What units must I use to get the right answer?
Use the mixed CGS-style units the constant assumes: electrode area A in cm², diffusion coefficient D in cm²/s, concentration C in mol/cm³ (so a 1 mM solution is 1×10⁻⁶ mol/cm³), scan rate v in V/s, and you get ip in amperes. Forgetting to convert mM to mol/cm³ is the single most common error, producing answers 1000× too large.
How do I tell if my system is diffusion-controlled or surface-adsorbed?
Run CV at several scan rates and plot peak current against v and against v^(1/2). A straight line through the origin versus v^(1/2) means diffusion control (Randles-Sevcik applies). A straight line versus v instead means the species is adsorbed or surface-confined, where ip = (n²F²/4RT)·A·Γ·v governs the response.

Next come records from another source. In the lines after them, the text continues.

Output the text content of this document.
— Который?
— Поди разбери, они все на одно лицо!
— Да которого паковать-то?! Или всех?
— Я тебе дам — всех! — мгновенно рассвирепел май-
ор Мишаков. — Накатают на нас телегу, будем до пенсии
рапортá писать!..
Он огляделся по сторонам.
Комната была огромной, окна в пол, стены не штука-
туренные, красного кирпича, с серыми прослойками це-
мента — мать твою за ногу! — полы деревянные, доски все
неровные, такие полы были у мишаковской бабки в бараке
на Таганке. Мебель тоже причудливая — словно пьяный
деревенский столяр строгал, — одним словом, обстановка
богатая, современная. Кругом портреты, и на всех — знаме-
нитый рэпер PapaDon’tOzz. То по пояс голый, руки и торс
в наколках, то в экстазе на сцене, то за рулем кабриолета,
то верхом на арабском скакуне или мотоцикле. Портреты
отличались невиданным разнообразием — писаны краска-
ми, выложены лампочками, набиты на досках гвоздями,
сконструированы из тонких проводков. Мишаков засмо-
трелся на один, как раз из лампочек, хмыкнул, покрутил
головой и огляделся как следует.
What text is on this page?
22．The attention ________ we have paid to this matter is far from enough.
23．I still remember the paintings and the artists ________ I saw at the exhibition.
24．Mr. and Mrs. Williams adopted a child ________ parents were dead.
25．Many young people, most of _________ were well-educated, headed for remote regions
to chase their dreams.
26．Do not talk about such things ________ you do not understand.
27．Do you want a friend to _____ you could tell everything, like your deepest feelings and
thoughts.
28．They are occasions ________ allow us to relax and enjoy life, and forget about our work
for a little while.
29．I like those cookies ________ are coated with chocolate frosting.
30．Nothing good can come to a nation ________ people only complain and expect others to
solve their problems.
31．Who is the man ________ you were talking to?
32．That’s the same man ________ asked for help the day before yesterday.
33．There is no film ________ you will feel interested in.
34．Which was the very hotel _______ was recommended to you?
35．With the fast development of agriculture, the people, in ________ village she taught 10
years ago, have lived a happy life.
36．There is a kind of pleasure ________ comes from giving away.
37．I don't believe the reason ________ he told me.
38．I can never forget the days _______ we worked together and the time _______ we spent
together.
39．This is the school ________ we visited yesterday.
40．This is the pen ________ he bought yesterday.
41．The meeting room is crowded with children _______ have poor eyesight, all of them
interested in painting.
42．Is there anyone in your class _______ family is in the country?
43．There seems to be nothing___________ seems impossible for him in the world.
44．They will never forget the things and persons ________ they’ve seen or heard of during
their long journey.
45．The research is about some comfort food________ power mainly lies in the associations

How does the equation change for an irreversible reaction?
When electron transfer is slow, the peak factor changes from 0.4463 to 0.496 and the transfer coefficient enters: ip = 2.99×10⁵·n(αnα)^(1/2)·A·D^(1/2)·C·v^(1/2), where α is the transfer coefficient and nα the electrons in the rate-determining step. There is no return peak, and the peak potential shifts to more extreme values as scan rate increases — about 30/(αnα) mV per decade of v.
Can I get the diffusion coefficient from a Randles-Sevcik plot?
Yes — that is its most common use. The slope of ip versus v^(1/2) equals 2.69×10⁵·n^(3/2)·A·D^(1/2)·C. If you know n, the electrode area A, and the concentration C, solve for D. Verify reversibility first (ΔEp ≈ 59/n mV, peak ratio near 1); otherwise the reversible slope over-estimates D.